Al Gore, as president more so than concert organizer, could rapidly inaugurate a new industrial revolution in green energy that would make the dot-com expansion (which he helped to stimulate, by the way) seem comparatively insignificant. The American economy could be granted the opportunity to reestablish itself as a powerful innovator on the vanguard of amazing new technologies and millions of new jobs, as opposed to its present status as a bloated and lonely Boss Hogg character fanning his sopping pit stains with a poker hand of overdrafted credit cards -- belching orders to overseas peasants who are paid slave wages for hauling his feeding trough of high fructose corn syrup.

Republicans will benefit from this new industrial revolution of green technologies just as much as Democrats. And we'll reduce our dependence on foreign sources of oil at the same time. Everyone wins, except ExxonMobil, unless they shift their business model starting now. Contrary to the Big Oil sponsored talking points, a green technology economic boom will be a cash cow for America while we ensure our climate for future generations. Seriously, who can argue with that? Even if the science were only half right, wouldn't it make sense to seize the opportunity while it's young?

So rather than preempting the crisis, it's entirely likely that America's posture for the next decade (plus) will be a reactive one in which our future presidents will either take baby steps when its politically safe or they'll feebly react one-by-one to the inevitable syllabus of climate disasters waiting on deck. Looking at the thickening mass of Democratic candidates at this early stage, no-one else seems to be talking about global warming with any sort of conviction -- if at all. It'll have its day to be sure. After it's too late.

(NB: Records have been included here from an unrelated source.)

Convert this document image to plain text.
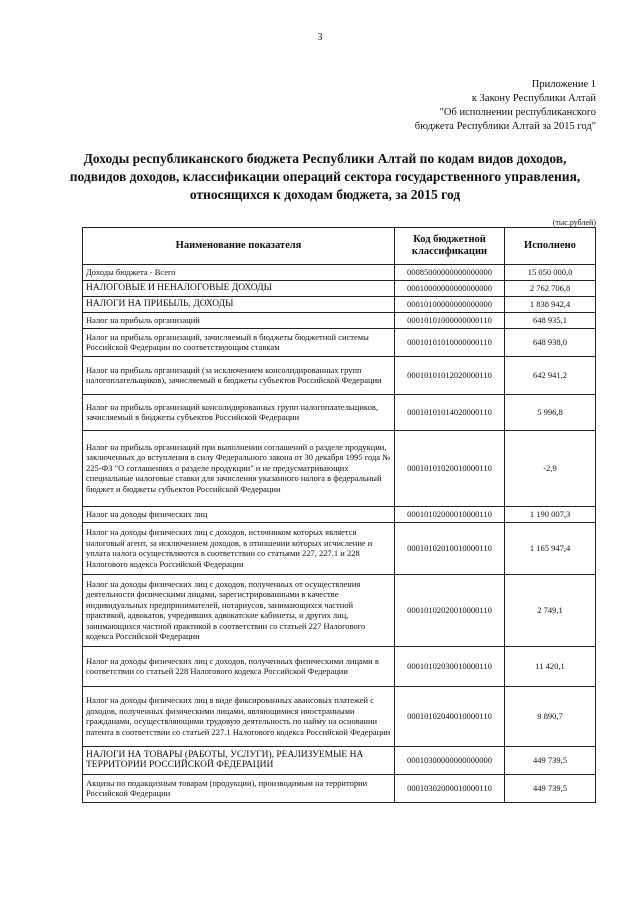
3
Приложение 1
к Закону Республики Алтай
"Об исполнении республиканского
бюджета Республики Алтай за 2015 год"
Доходы республиканского бюджета Республики Алтай по кодам видов доходов, подвидов доходов, классификации операций сектора государственного управления, относящихся к доходам бюджета, за 2015 год
(тыс.рублей)
Наименование показателя	Код бюджетной классификации	Исполнено
Доходы бюджета - Всего	00085000000000000000	15 050 000,0
НАЛОГОВЫЕ И НЕНАЛОГОВЫЕ ДОХОДЫ	00010000000000000000	2 762 706,8
НАЛОГИ НА ПРИБЫЛЬ, ДОХОДЫ	00010100000000000000	1 838 942,4
Налог на прибыль организаций	00010101000000000110	648 935,1
Налог на прибыль организаций, зачисляемый в бюджеты бюджетной системы Российской Федерации по соответствующим ставкам	00010101010000000110	648 938,0
Налог на прибыль организаций (за исключением консолидированных групп налогоплательщиков), зачисляемый в бюджеты субъектов Российской Федерации	00010101012020000110	642 941,2
Налог на прибыль организаций консолидированных групп налогоплательщиков, зачисляемый в бюджеты субъектов Российской Федерации	00010101014020000110	5 996,8
Налог на прибыль организаций при выполнении соглашений о разделе продукции, заключенных до вступления в силу Федерального закона от 30 декабря 1995 года № 225-ФЗ "О соглашениях о разделе продукции" и не предусматривающих специальные налоговые ставки для зачисления указанного налога в федеральный бюджет и бюджеты субъектов Российской Федерации	00010101020010000110	-2,9
Налог на доходы физических лиц	00010102000010000110	1 190 007,3
Налог на доходы физических лиц с доходов, источником которых является налоговый агент, за исключением доходов, в отношении которых исчисление и уплата налога осуществляются в соответствии со статьями 227, 227.1 и 228 Налогового кодекса Российской Федерации	00010102010010000110	1 165 947,4
Налог на доходы физических лиц с доходов, полученных от осуществления деятельности физическими лицами, зарегистрированными в качестве индивидуальных предпринимателей, нотариусов, занимающихся частной практикой, адвокатов, учредивших адвокатские кабинеты, и других лиц, занимающихся частной практикой в соответствии со статьей 227 Налогового кодекса Российской Федерации	00010102020010000110	2 749,1
Налог на доходы физических лиц с доходов, полученных физическими лицами в соответствии со статьей 228 Налогового кодекса Российской Федерации	00010102030010000110	11 420,1
Налог на доходы физических лиц в виде фиксированных авансовых платежей с доходов, полученных физическими лицами, являющимися иностранными гражданами, осуществляющими трудовую деятельность по найму на основании патента в соответствии со статьей 227.1 Налогового кодекса Российской Федерации	00010102040010000110	9 890,7
НАЛОГИ НА ТОВАРЫ (РАБОТЫ, УСЛУГИ), РЕАЛИЗУЕМЫЕ НА ТЕРРИТОРИИ РОССИЙСКОЙ ФЕДЕРАЦИИ	00010300000000000000	449 739,5
Акцизы по подакцизным товарам (продукции), производимым на территории Российской Федерации	00010302000010000110	449 739,5
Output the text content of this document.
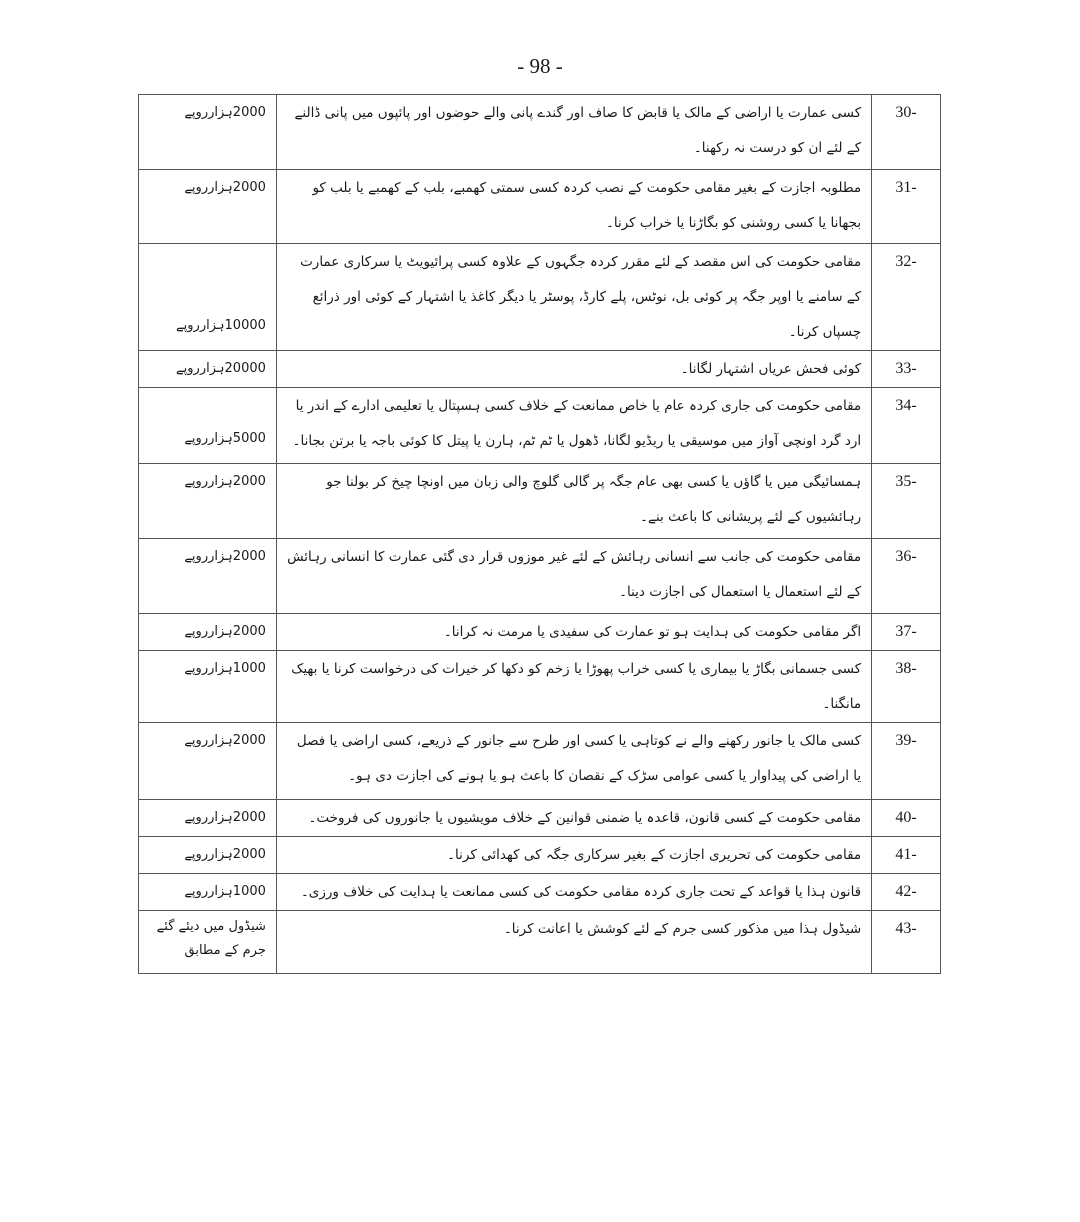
- 98 -
2000ہزارروپے	کسی عمارت یا اراضی کے مالک یا قابض کا صاف اور گندے پانی والے حوضوں اور پائپوں میں پانی ڈالنے کے لئے ان کو درست نہ رکھنا۔	30-

2000ہزارروپے	مطلوبہ اجازت کے بغیر مقامی حکومت کے نصب کردہ کسی سمتی کھمبے، بلب کے کھمبے یا بلب کو بجھانا یا کسی روشنی کو بگاڑنا یا خراب کرنا۔	31-

10000ہزارروپے	مقامی حکومت کی اس مقصد کے لئے مقرر کردہ جگہوں کے علاوہ کسی پرائیویٹ یا سرکاری عمارت کے سامنے یا اوپر جگہ پر کوئی بل، نوٹس، پلے کارڈ، پوسٹر یا دیگر کاغذ یا اشتہار کے کوئی اور ذرائع چسپاں کرنا۔	32-

20000ہزارروپے	کوئی فحش عریاں اشتہار لگانا۔	33-

5000ہزارروپے	مقامی حکومت کی جاری کردہ عام یا خاص ممانعت کے خلاف کسی ہسپتال یا تعلیمی ادارے کے اندر یا ارد گرد اونچی آواز میں موسیقی یا ریڈیو لگانا، ڈھول یا ٹم ٹم، ہارن یا پیتل کا کوئی باجہ یا برتن بجانا۔	34-

2000ہزارروپے	ہمسائیگی میں یا گاؤں یا کسی بھی عام جگہ پر گالی گلوچ والی زبان میں اونچا چیخ کر بولنا جو رہائشیوں کے لئے پریشانی کا باعث بنے۔	35-

2000ہزارروپے	مقامی حکومت کی جانب سے انسانی رہائش کے لئے غیر موزوں قرار دی گئی عمارت کا انسانی رہائش کے لئے استعمال یا استعمال کی اجازت دینا۔	36-

2000ہزارروپے	اگر مقامی حکومت کی ہدایت ہو تو عمارت کی سفیدی یا مرمت نہ کرانا۔	37-

1000ہزارروپے	کسی جسمانی بگاڑ یا بیماری یا کسی خراب پھوڑا یا زخم کو دکھا کر خیرات کی درخواست کرنا یا بھیک مانگنا۔	38-

2000ہزارروپے	کسی مالک یا جانور رکھنے والے نے کوتاہی یا کسی اور طرح سے جانور کے ذریعے، کسی اراضی یا فصل یا اراضی کی پیداوار یا کسی عوامی سڑک کے نقصان کا باعث ہو یا ہونے کی اجازت دی ہو۔	39-

2000ہزارروپے	مقامی حکومت کے کسی قانون، قاعدہ یا ضمنی قوانین کے خلاف مویشیوں یا جانوروں کی فروخت۔	40-

2000ہزارروپے	مقامی حکومت کی تحریری اجازت کے بغیر سرکاری جگہ کی کھدائی کرنا۔	41-

1000ہزارروپے	قانون ہذا یا قواعد کے تحت جاری کردہ مقامی حکومت کی کسی ممانعت یا ہدایت کی خلاف ورزی۔	42-

شیڈول میں دیئے گئے جرم کے مطابق	شیڈول ہذا میں مذکور کسی جرم کے لئے کوشش یا اعانت کرنا۔	43-
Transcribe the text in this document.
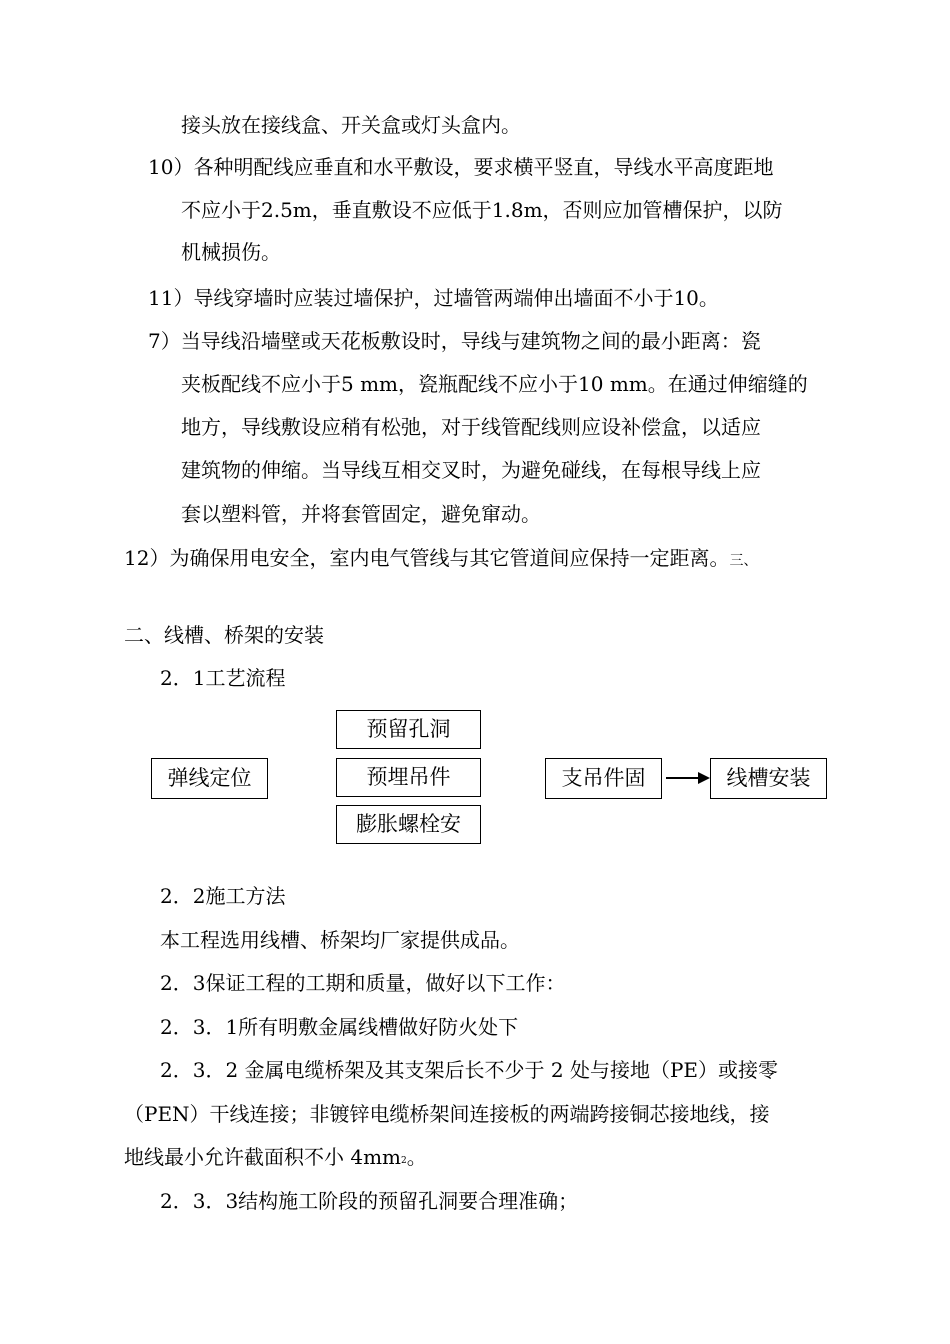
接头放在接线盒、开关盒或灯头盒内。
10）各种明配线应垂直和水平敷设，要求横平竖直，导线水平高度距地
不应小于2.5m，垂直敷设不应低于1.8m，否则应加管槽保护，以防
机械损伤。
11）导线穿墙时应装过墙保护，过墙管两端伸出墙面不小于10。
7）当导线沿墙壁或天花板敷设时，导线与建筑物之间的最小距离：瓷
夹板配线不应小于5 mm，瓷瓶配线不应小于10 mm。在通过伸缩缝的
地方，导线敷设应稍有松弛，对于线管配线则应设补偿盒，以适应
建筑物的伸缩。当导线互相交叉时，为避免碰线，在每根导线上应
套以塑料管，并将套管固定，避免窜动。
12）为确保用电安全，室内电气管线与其它管道间应保持一定距离。三、
二、线槽、桥架的安装
2．1工艺流程
弹线定位
预留孔洞
预埋吊件
膨胀螺栓安
支吊件固	线槽安装
2．2施工方法
本工程选用线槽、桥架均厂家提供成品。
2．3保证工程的工期和质量，做好以下工作：
2．3．1所有明敷金属线槽做好防火处下
2．3．2 金属电缆桥架及其支架后长不少于 2 处与接地（PE）或接零
（PEN）干线连接；非镀锌电缆桥架间连接板的两端跨接铜芯接地线，接
地线最小允许截面积不小 4mm2。
2．3．3结构施工阶段的预留孔洞要合理准确；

Al Gore was made -- designed -- for this time in human history to confront this issue from the world's largest stage with the world's largest slide show. History shows us that this kind of convergence between leaders and issues is rare, but when the planets align and it actually happens, its results are spectacular. Jefferson and the Revolution. Lincoln and the Civil War. Teddy Roosevelt and the labor movement. FDR and World War II. Contrast that with President Bush who was absolutely the wrong leader for this era by any standard or measure. His bloody roster of bungling failures are proof.

Sure it's a dirty job, but for Gore to withhold his voice from the race would be to forgo what appears to be his era of convergence. His time. And for us, without Gore leading the free world, we face the potential for a continued path of ignorance -- a dark ride through an alternate reality in which global warming and the survival of humanity as we know it is allowed to slip beyond the zero barrier.